Possible early universe signals in proton collisions at the Large Hadron Collider

TL;DR

This paper reviews recent experimental signals in proton-proton collisions at the LHC that may indicate the formation of quark-gluon plasma, providing insights into early universe conditions.

Contribution

It presents a comprehensive review of potential early universe signals observed in proton-proton collisions at the LHC and discusses future research directions.

Findings

Signals resembling quark-gluon plasma formation in pp collisions

Experimental results supporting early universe conditions

Discussion of future experimental prospects

Abstract

Our universe was born about 13.8 billion years ago from an extremely hot and dense singular point, in a process known as the Big Bang. The hot and dense matter which dominated the system within a few microseconds of its birth was in the form of a soup of elementary quarks and gluons, known as the quark-gluon plasma (QGP).
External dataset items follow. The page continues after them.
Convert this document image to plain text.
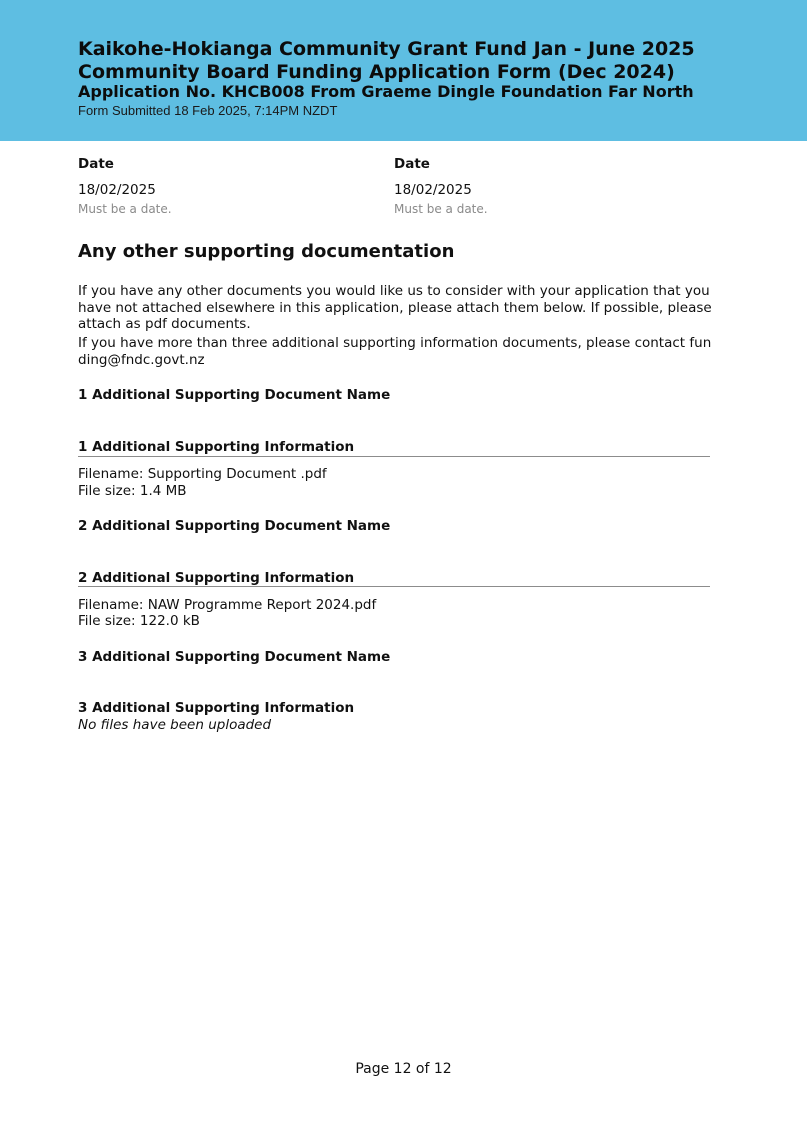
Kaikohe-Hokianga Community Grant Fund Jan - June 2025
Community Board Funding Application Form (Dec 2024)
Application No. KHCB008 From Graeme Dingle Foundation Far North
Form Submitted 18 Feb 2025, 7:14PM NZDT
Date
18/02/2025
Must be a date.
Date
18/02/2025
Must be a date.
Any other supporting documentation
If you have any other documents you would like us to consider with your application that you have not attached elsewhere in this application, please attach them below. If possible, please attach as pdf documents.
If you have more than three additional supporting information documents, please contact funding@fndc.govt.nz
1 Additional Supporting Document Name
1 Additional Supporting Information
Filename: Supporting Document .pdf
File size: 1.4 MB
2 Additional Supporting Document Name
2 Additional Supporting Information
Filename: NAW Programme Report 2024.pdf
File size: 122.0 kB
3 Additional Supporting Document Name
3 Additional Supporting Information
No files have been uploaded
Page 12 of 12
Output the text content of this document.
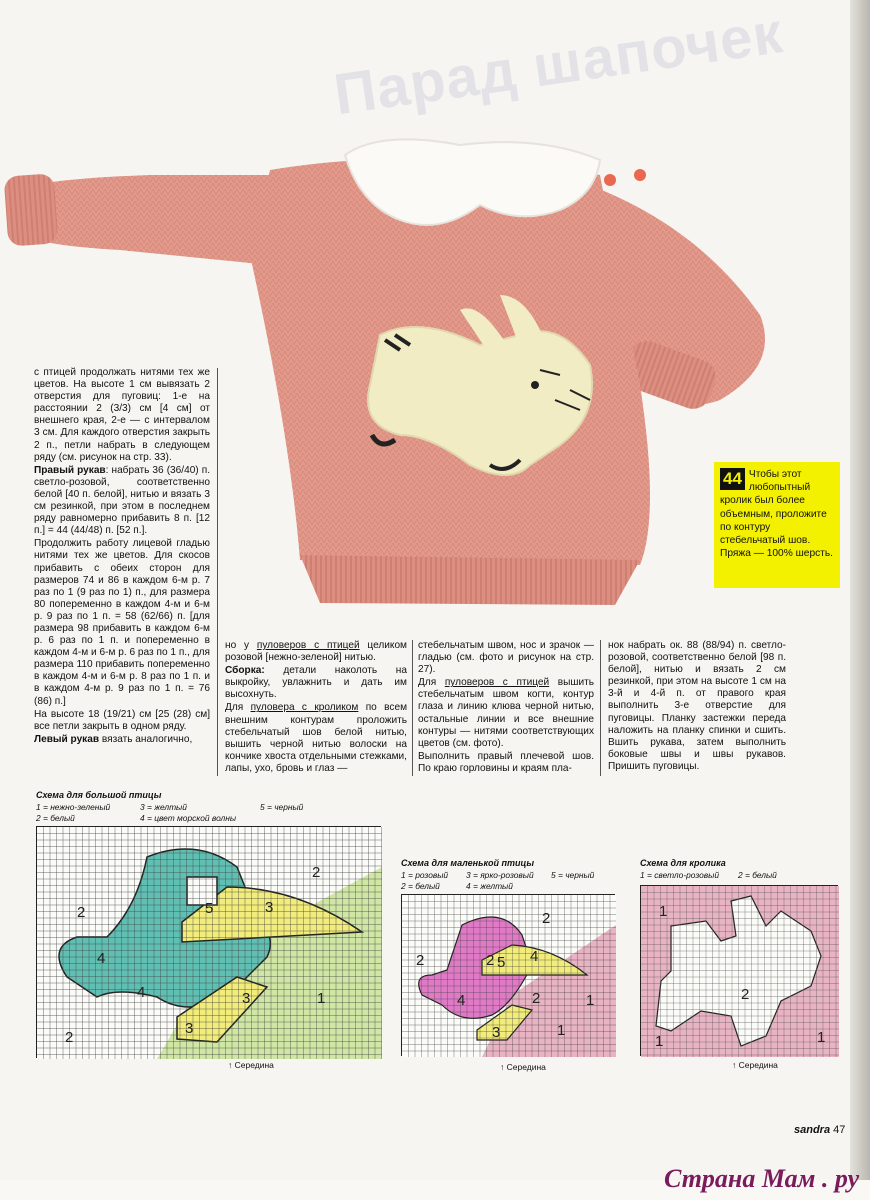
Парад шапочек

с птицей продолжать нитями тех же цветов. На высоте 1 см вывязать 2 отверстия для пуговиц: 1-е на расстоянии 2 (3/3) см [4 см] от внешнего края, 2-е — с интервалом 3 см. Для каждого отверстия закрыть 2 п., петли набрать в следующем ряду (см. рисунок на стр. 33).

Правый рукав: набрать 36 (36/40) п. светло-розовой, соответственно белой [40 п. белой], нитью и вязать 3 см резинкой, при этом в последнем ряду равномерно прибавить 8 п. [12 п.] = 44 (44/48) п. [52 п.].

Продолжить работу лицевой гладью нитями тех же цветов. Для скосов прибавить с обеих сторон для размеров 74 и 86 в каждом 6-м р. 7 раз по 1 (9 раз по 1) п., для размера 80 попеременно в каждом 4-м и 6-м р. 9 раз по 1 п. = 58 (62/66) п. [для размера 98 прибавить в каждом 6-м р. 6 раз по 1 п. и попеременно в каждом 4-м и 6-м р. 6 раз по 1 п., для размера 110 прибавить попеременно в каждом 4-м и 6-м р. 8 раз по 1 п. и в каждом 4-м р. 9 раз по 1 п. = 76 (86) п.]

На высоте 18 (19/21) см [25 (28) см] все петли закрыть в одном ряду.

Левый рукав вязать аналогично,

но у пуловеров с птицей целиком розовой [нежно-зеленой] нитью.

Сборка: детали наколоть на выкройку, увлажнить и дать им высохнуть.

Для пуловера с кроликом по всем внешним контурам проложить стебельчатый шов белой нитью, вышить черной нитью волоски на кончике хвоста отдельными стежками, лапы, ухо, бровь и глаз —

стебельчатым швом, нос и зрачок — гладью (см. фото и рисунок на стр. 27).

Для пуловеров с птицей вышить стебельчатым швом когти, контур глаза и линию клюва черной нитью, остальные линии и все внешние контуры — нитями соответствующих цветов (см. фото).

Выполнить правый плечевой шов. По краю горловины и краям пла-

нок набрать ок. 88 (88/94) п. светло-розовой, соответственно белой [98 п. белой], нитью и вязать 2 см резинкой, при этом на высоте 1 см на 3-й и 4-й п. от правого края выполнить 3-е отверстие для пуговицы. Планку застежки переда наложить на планку спинки и сшить. Вшить рукава, затем выполнить боковые швы и швы рукавов. Пришить пуговицы.

44 Чтобы этот любопытный кролик был более объемным, проложите по контуру стебельчатый шов. Пряжа — 100% шерсть.
Схема для большой птицы
1 = нежно-зеленый
2 = белый
3 = желтый
4 = цвет морской волны
5 = черный
2
2
2
3
3
3
4
5
1
4
↑ Середина
Схема для маленькой птицы
1 = розовый
2 = белый
3 = ярко-розовый
4 = желтый
5 = черный
2
2
2
2 4
4
3
5
1
1
↑ Середина
Схема для кролика
1 = светло-розовый 2 = белый
1
1	1
2
↑ Середина
sandra 47
Страна Мам . ру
Signatures compatible with the formation of the QGP matter have experimentally been observed in heavy-ion (such as Au or Pb) collisions at ultra-relativistic energies. Recently, experimental data of proton-proton (pp) collisions at the CERN Large Hadron Collider (LHC) have also shown signals resembling those of the QGP formation, which made these studies quite stimulating as to how the collision of small systems features in producing the early universe signals. In this article, we report on some of the compelling experimental results and give an account of the present understanding. We review the pp physics program at the LHC and discuss future prospects in the context of exploring the nature of the primordial matter in the early universe.